The crater-like potholes have damaged cars, caused accidents, injured people such as Carol Bayard.

"I was lucky to survive and the next person might not be so lucky," Bayard said.

Bayard demolished her Mercedes Benz last month, after her car dipped into a pothole and careened across the road.

Bayard's story and others prompted New Jersey Commissioner of Transportation James Simpson to take a ride for himself, and see the rough road that hasn't been repaved in 18 years.

The condition of the Palisades Parkway is much better once you cross the state line into New York, where the interstate is maintained by the New York Department of Transportation, CBS 2's Hazel Sanchez reported in February.

But on the New Jersey side, the Palisades Interstate Park Commission is responsible for the upkeep of the parkway, but said it is up to the state of New Jersey to pay for the repaving project. And initially, Simpson told CBS 2's Steve Langford the money was not there and it was not possible right now.

"We have a choice," Simpson said on March 7. "We've got other roads like the Palisades Parkway, so if we were to pave the Palisades Parkway, there would be a state road that would not get paid. We have limited resources. That's the problem right now."

But soon afterward, Simpson took a ride on the Palisades and admitted the roadway is an embarrassment and promised to have it repaved.

"It was worse than some Third World countries that I've been to that I shall not name," Simpson told CBS 2 on March 8. "I could not believe that there was a highway in New Jersey that was as bad as it was."

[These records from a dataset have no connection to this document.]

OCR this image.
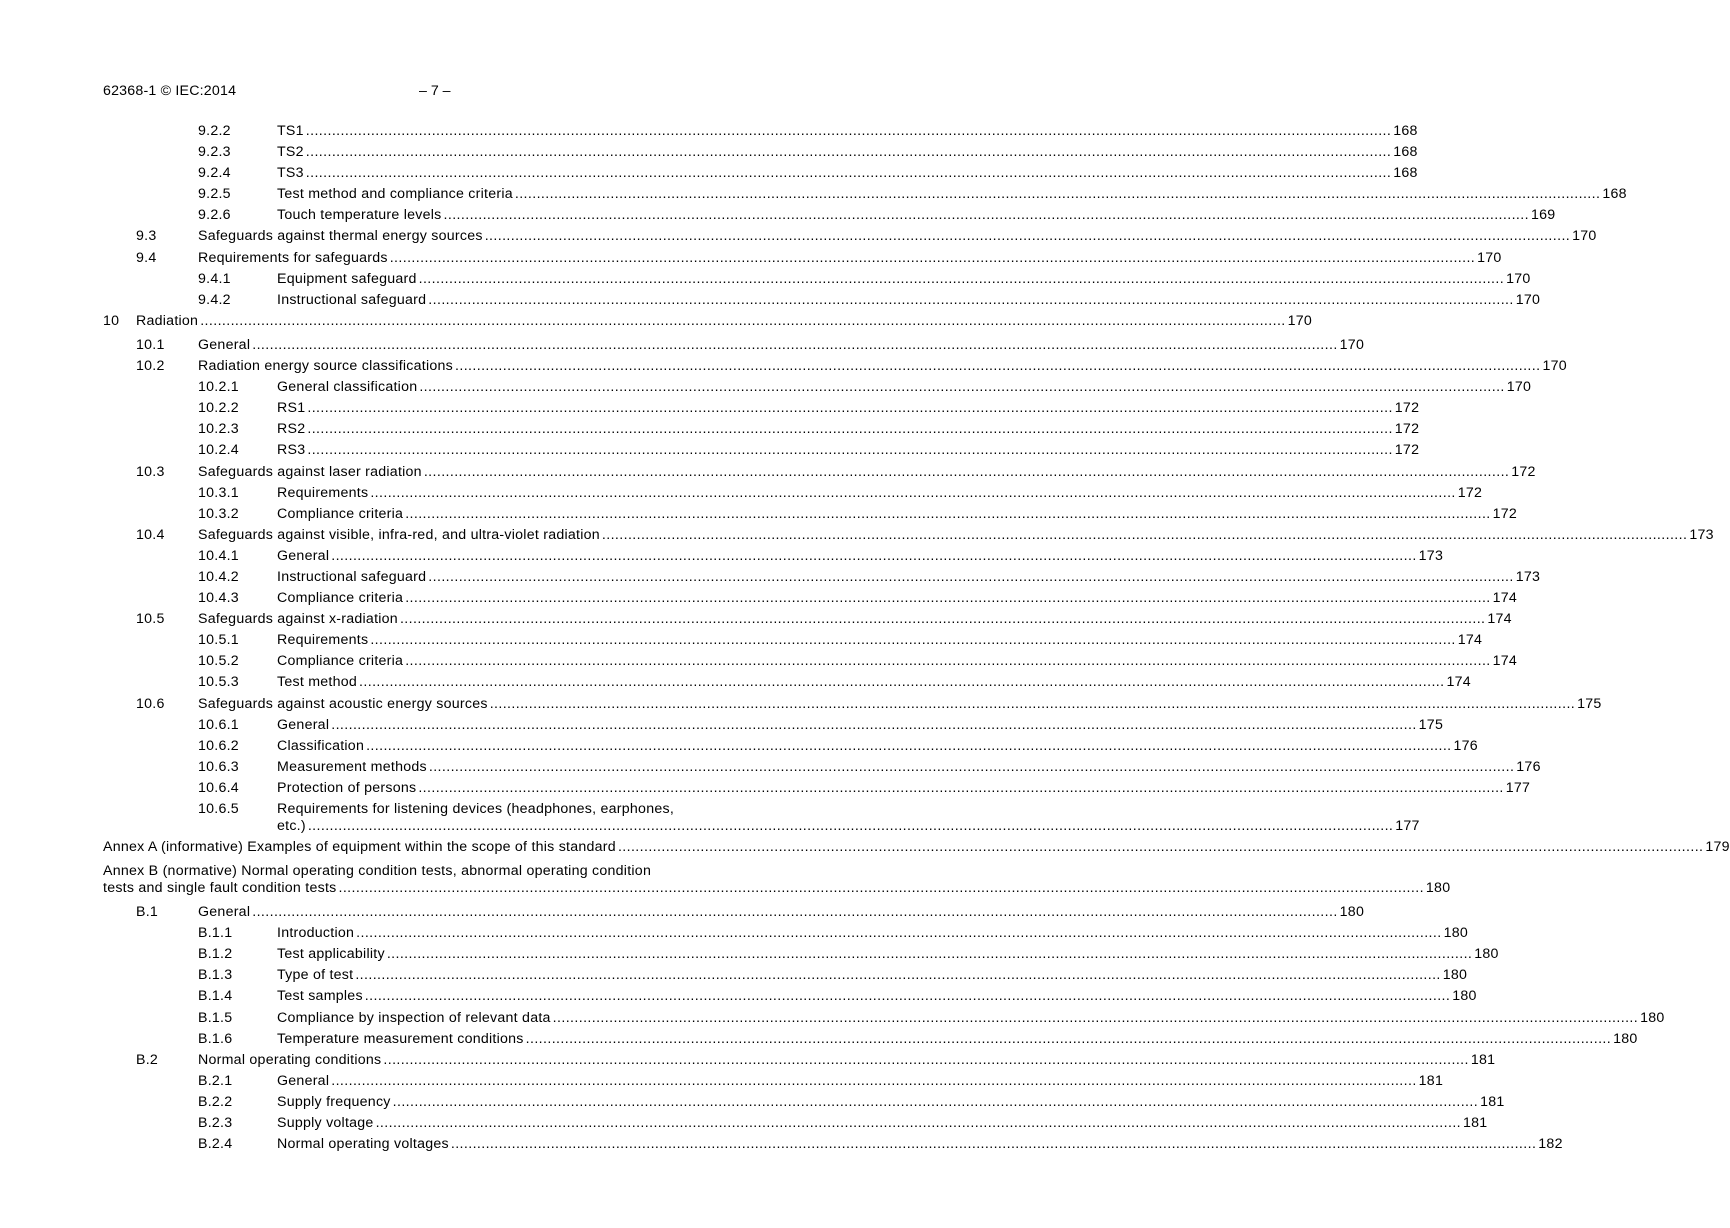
62368-1 © IEC:2014	– 7 –
9.2.2	TS1 .....	168
9.2.3	TS2 .....	168
9.2.4	TS3 .....	168
9.2.5	Test method and compliance criteria .....	168
9.2.6	Touch temperature levels .....	169
9.3	Safeguards against thermal energy sources .....	170
9.4	Requirements for safeguards .....	170
9.4.1	Equipment safeguard .....	170
9.4.2	Instructional safeguard .....	170
10 Radiation .....	170
10.1 General .....	170
10.2 Radiation energy source classifications .....	170
10.2.1	General classification .....	170
10.2.2	RS1 .....	172
10.2.3	RS2 .....	172
10.2.4	RS3 .....	172
10.3 Safeguards against laser radiation .....	172
10.3.1	Requirements .....	172
10.3.2	Compliance criteria .....	172
10.4 Safeguards against visible, infra-red, and ultra-violet radiation .....	173
10.4.1	General .....	173
10.4.2	Instructional safeguard .....	173
10.4.3	Compliance criteria .....	174
10.5 Safeguards against x-radiation .....	174
10.5.1	Requirements .....	174
10.5.2	Compliance criteria .....	174
10.5.3	Test method .....	174
10.6 Safeguards against acoustic energy sources .....	175
10.6.1	General .....	175
10.6.2	Classification .....	176
10.6.3	Measurement methods .....	176
10.6.4	Protection of persons .....	177
10.6.5	Requirements for listening devices (headphones, earphones,
etc.) .....	177
Annex A (informative) Examples of equipment within the scope of this standard .....	179
Annex B (normative) Normal operating condition tests, abnormal operating condition
tests and single fault condition tests .....	180
B.1	General .....	180
B.1.1	Introduction .....	180
B.1.2	Test applicability .....	180
B.1.3	Type of test .....	180
B.1.4	Test samples .....	180
B.1.5	Compliance by inspection of relevant data .....	180
B.1.6	Temperature measurement conditions .....	180
B.2	Normal operating conditions .....	181
B.2.1	General .....	181
B.2.2	Supply frequency .....	181
B.2.3	Supply voltage .....	181
B.2.4	Normal operating voltages .....	182
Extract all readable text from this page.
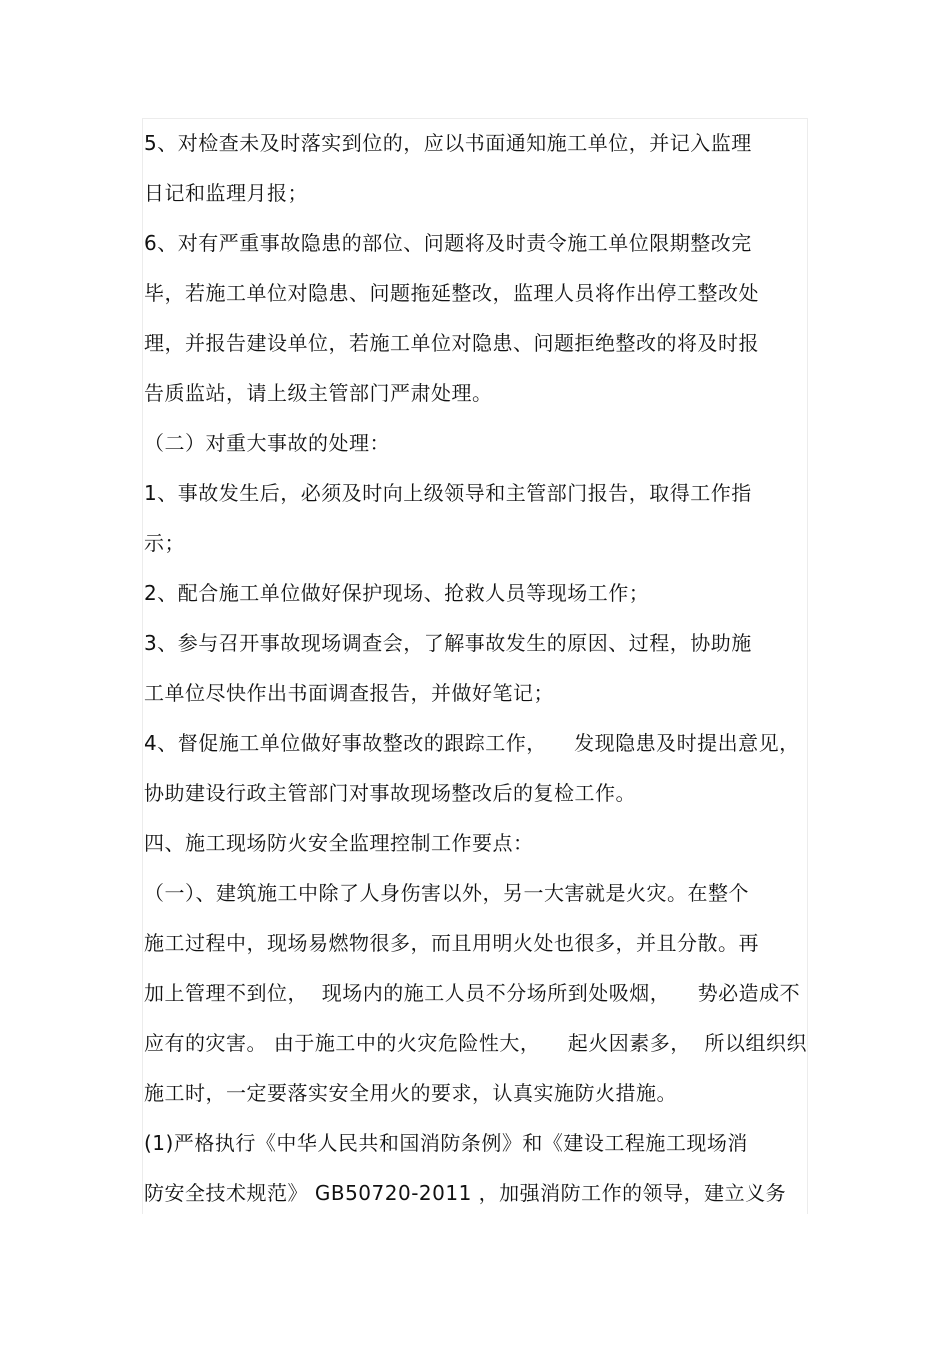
5、对检查未及时落实到位的，应以书面通知施工单位，并记入监理
日记和监理月报；
6、对有严重事故隐患的部位、问题将及时责令施工单位限期整改完
毕，若施工单位对隐患、问题拖延整改，监理人员将作出停工整改处
理，并报告建设单位，若施工单位对隐患、问题拒绝整改的将及时报
告质监站，请上级主管部门严肃处理。
（二）对重大事故的处理：
1、事故发生后，必须及时向上级领导和主管部门报告，取得工作指
示；
2、配合施工单位做好保护现场、抢救人员等现场工作；
3、参与召开事故现场调查会，了解事故发生的原因、过程，协助施
工单位尽快作出书面调查报告，并做好笔记；
4、督促施工单位做好事故整改的跟踪工作，    发现隐患及时提出意见，
协助建设行政主管部门对事故现场整改后的复检工作。
四、施工现场防火安全监理控制工作要点：
（一）、建筑施工中除了人身伤害以外，另一大害就是火灾。在整个
施工过程中，现场易燃物很多，而且用明火处也很多，并且分散。再
加上管理不到位，  现场内的施工人员不分场所到处吸烟，    势必造成不
应有的灾害。 由于施工中的火灾危险性大，    起火因素多，  所以组织织
施工时，一定要落实安全用火的要求，认真实施防火措施。
(1)严格执行《中华人民共和国消防条例》和《建设工程施工现场消
防安全技术规范》 GB50720-2011 ，加强消防工作的领导，建立义务
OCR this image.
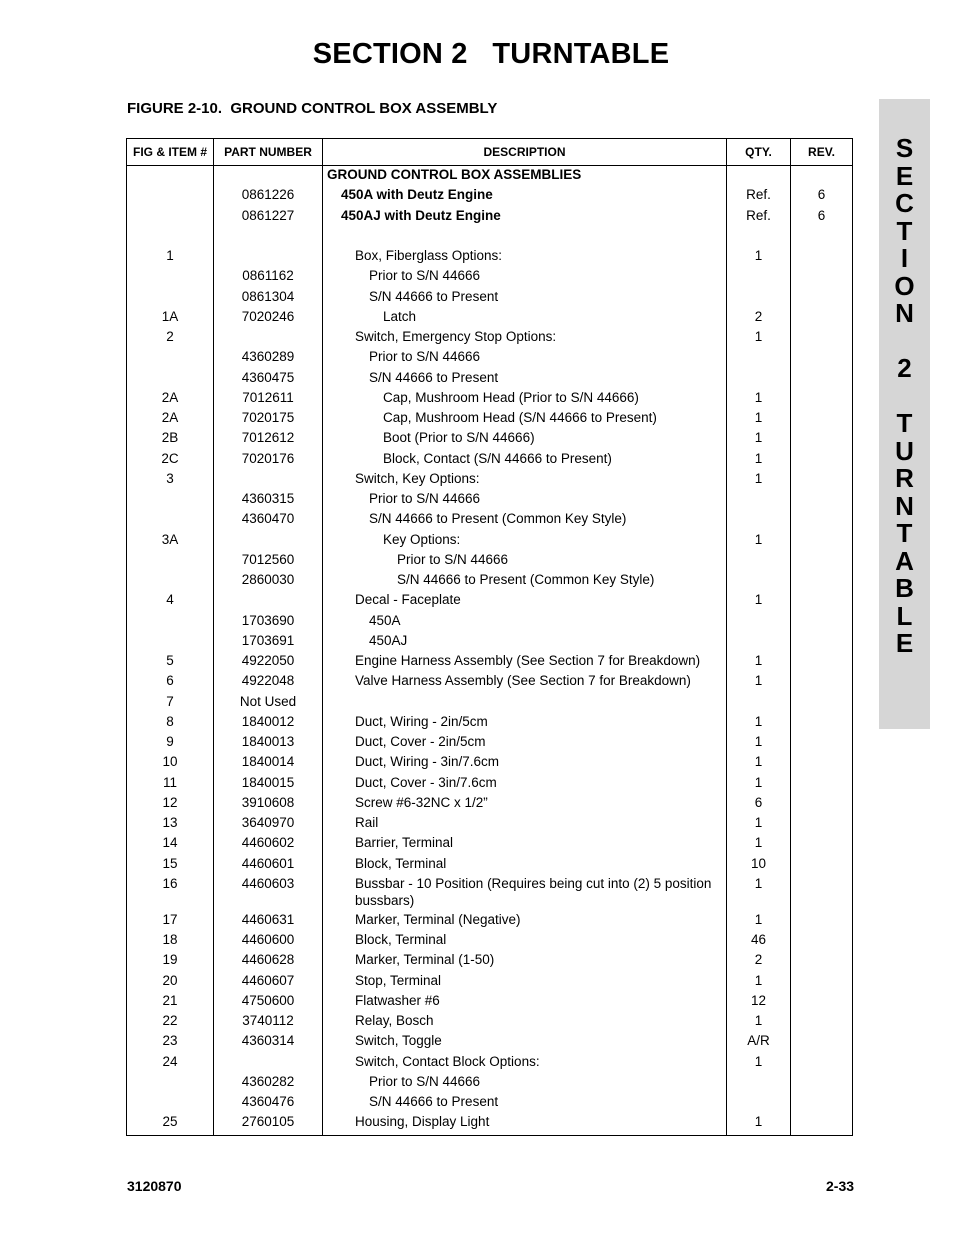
SECTION 2   TURNTABLE
FIGURE 2-10.  GROUND CONTROL BOX ASSEMBLY
S
E
C
T
I
O
N
2
T
U
R
N
T
A
B
L
E
FIG & ITEM #	PART NUMBER	DESCRIPTION	QTY.	REV.
		GROUND CONTROL BOX ASSEMBLIES		
	0861226	450A with Deutz Engine	Ref.	6
	0861227	450AJ with Deutz Engine	Ref.	6

1		Box, Fiberglass Options:	1	
	0861162	Prior to S/N 44666		
	0861304	S/N 44666 to Present		
1A	7020246	Latch	2	
2		Switch, Emergency Stop Options:	1	
	4360289	Prior to S/N 44666		
	4360475	S/N 44666 to Present		
2A	7012611	Cap, Mushroom Head (Prior to S/N 44666)	1	
2A	7020175	Cap, Mushroom Head (S/N 44666 to Present)	1	
2B	7012612	Boot (Prior to S/N 44666)	1	
2C	7020176	Block, Contact (S/N 44666 to Present)	1	
3		Switch, Key Options:	1	
	4360315	Prior to S/N 44666		
	4360470	S/N 44666 to Present (Common Key Style)		
3A		Key Options:	1	
	7012560	Prior to S/N 44666		
	2860030	S/N 44666 to Present (Common Key Style)		
4		Decal - Faceplate	1	
	1703690	450A		
	1703691	450AJ		
5	4922050	Engine Harness Assembly (See Section 7 for Breakdown)	1	
6	4922048	Valve Harness Assembly (See Section 7 for Breakdown)	1	
7	Not Used			
8	1840012	Duct, Wiring - 2in/5cm	1	
9	1840013	Duct, Cover - 2in/5cm	1	
10	1840014	Duct, Wiring - 3in/7.6cm	1	
11	1840015	Duct, Cover - 3in/7.6cm	1	
12	3910608	Screw #6-32NC x 1/2”	6	
13	3640970	Rail	1	
14	4460602	Barrier, Terminal	1	
15	4460601	Block, Terminal	10	
16	4460603	Bussbar - 10 Position (Requires being cut into (2) 5 position bussbars)	1	
17	4460631	Marker, Terminal (Negative)	1	
18	4460600	Block, Terminal	46	
19	4460628	Marker, Terminal (1-50)	2	
20	4460607	Stop, Terminal	1	
21	4750600	Flatwasher #6	12	
22	3740112	Relay, Bosch	1	
23	4360314	Switch, Toggle	A/R	
24		Switch, Contact Block Options:	1	
	4360282	Prior to S/N 44666		
	4360476	S/N 44666 to Present		
25	2760105	Housing, Display Light	1	
3120870	2-33
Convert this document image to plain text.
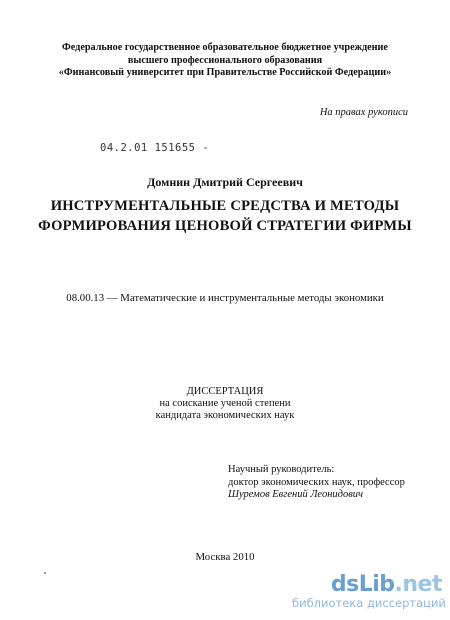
Федеральное государственное образовательное бюджетное учреждение
высшего профессионального образования
«Финансовый университет при Правительстве Российской Федерации»
На правах рукописи
04.2.01 151655 -
Домнин Дмитрий Сергеевич
ИНСТРУМЕНТАЛЬНЫЕ СРЕДСТВА И МЕТОДЫ
ФОРМИРОВАНИЯ ЦЕНОВОЙ СТРАТЕГИИ ФИРМЫ
08.00.13 — Математические и инструментальные методы экономики
ДИССЕРТАЦИЯ
на соискание ученой степени
кандидата экономических наук
Научный руководитель:
доктор экономических наук, профессор
Шуремов Евгений Леонидович
Москва 2010
dsLib.net
библиотека диссертаций
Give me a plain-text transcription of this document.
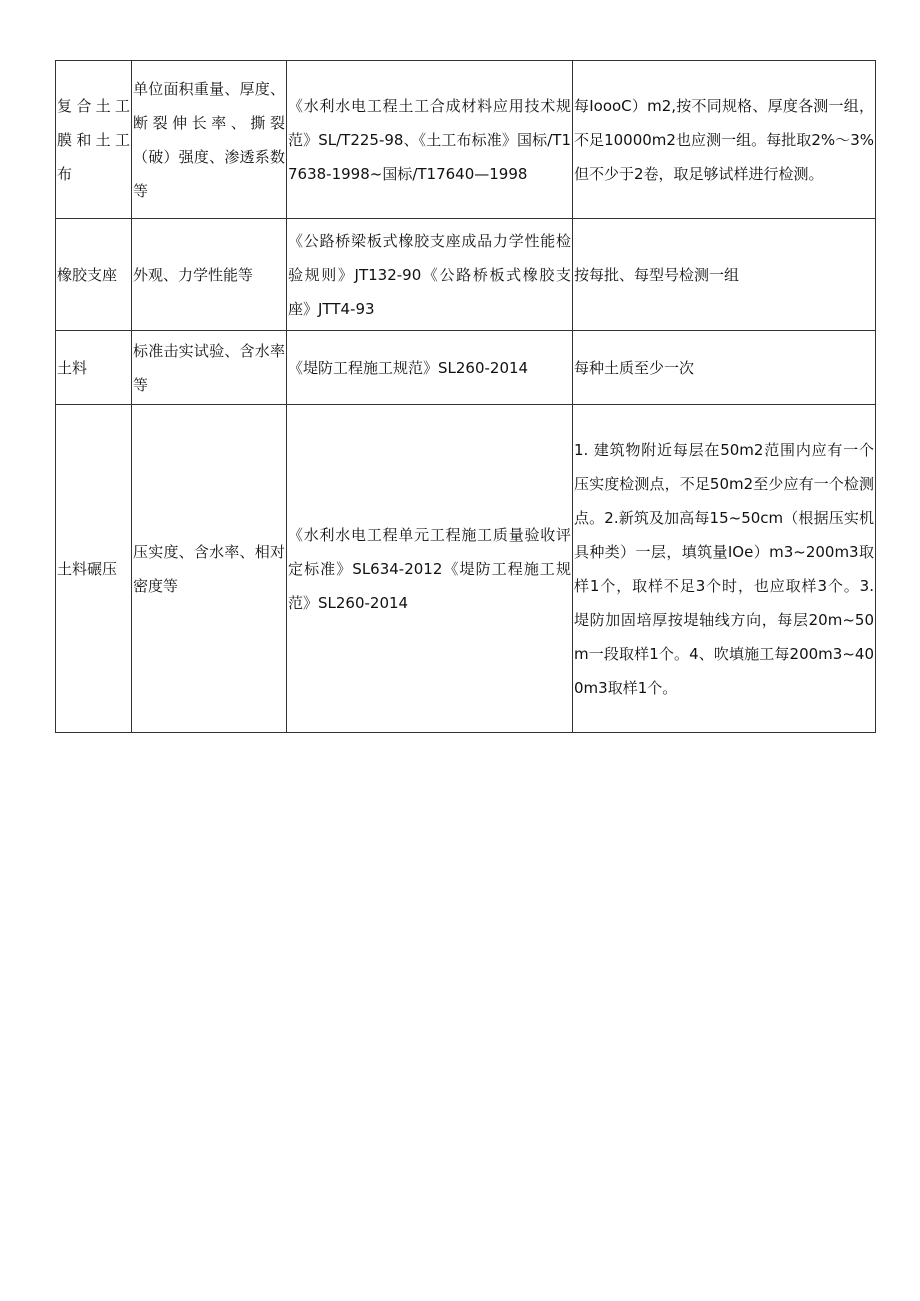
复合土工膜和土工布	单位面积重量、厚度、断裂伸长率、撕裂（破）强度、渗透系数等	《水利水电工程土工合成材料应用技术规范》SL/T225-98、《土工布标准》国标/T17638-1998~国标/T17640—1998	每IoooC）m2,按不同规格、厚度各测一组，不足10000m2也应测一组。每批取2%～3%但不少于2卷，取足够试样进行检测。
橡胶支座	外观、力学性能等	《公路桥梁板式橡胶支座成品力学性能检验规则》JT132-90《公路桥板式橡胶支座》JTT4-93	按每批、每型号检测一组
土料	标准击实试验、含水率等	《堤防工程施工规范》SL260-2014	每种土质至少一次
土料碾压	压实度、含水率、相对密度等	《水利水电工程单元工程施工质量验收评定标准》SL634-2012《堤防工程施工规范》SL260-2014	1. 建筑物附近每层在50m2范围内应有一个压实度检测点，不足50m2至少应有一个检测点。2.新筑及加高每15~50cm（根据压实机具种类）一层，填筑量IOe）m3~200m3取样1个，取样不足3个时，也应取样3个。3. 堤防加固培厚按堤轴线方向，每层20m~50m一段取样1个。4、吹填施工每200m3~400m3取样1个。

Simpson said Langford's questions a day earlier made him wonder.

"It dawned on me that maybe I should take a look at it even though the Department of Transportation doesn't own it. The speed limit was 50 and I could only go 30," Simpson said.

The New Jersey DOT has now locked down funding for a repaving project, and Simpson told CBS 2 that the work will begin in late July or early August.

It was hopeful news for Trenton Brown, who vented his frustrations in a recent letter to DOT officials and New Jersey Gov. Chris Christie.

"I said it's kind of like driving on Mars," said Brown, of Newburgh.

Brown said he is fine with waiting until this summer for a real fix. But other drivers who have spent hundreds of dollars in realignments for their cars said why wait?

"I don't understand why," said Edgardo Garcia of Monroe, N.Y. "Right now, since the weather is getting warmer, they should jump on it as soon as possible."

"That's far too late. The springtime is now," Don Jefferson told CBS 2's Jessica Schneider.

The New Jersey DOT estimated it will cost about $14.5 million to repair the pothole-plagued stretch of the Palisades Parkway. Crews have been out since Dec. 1, using about 40 tons of asphalt on area roads, but drivers said it has not helped much.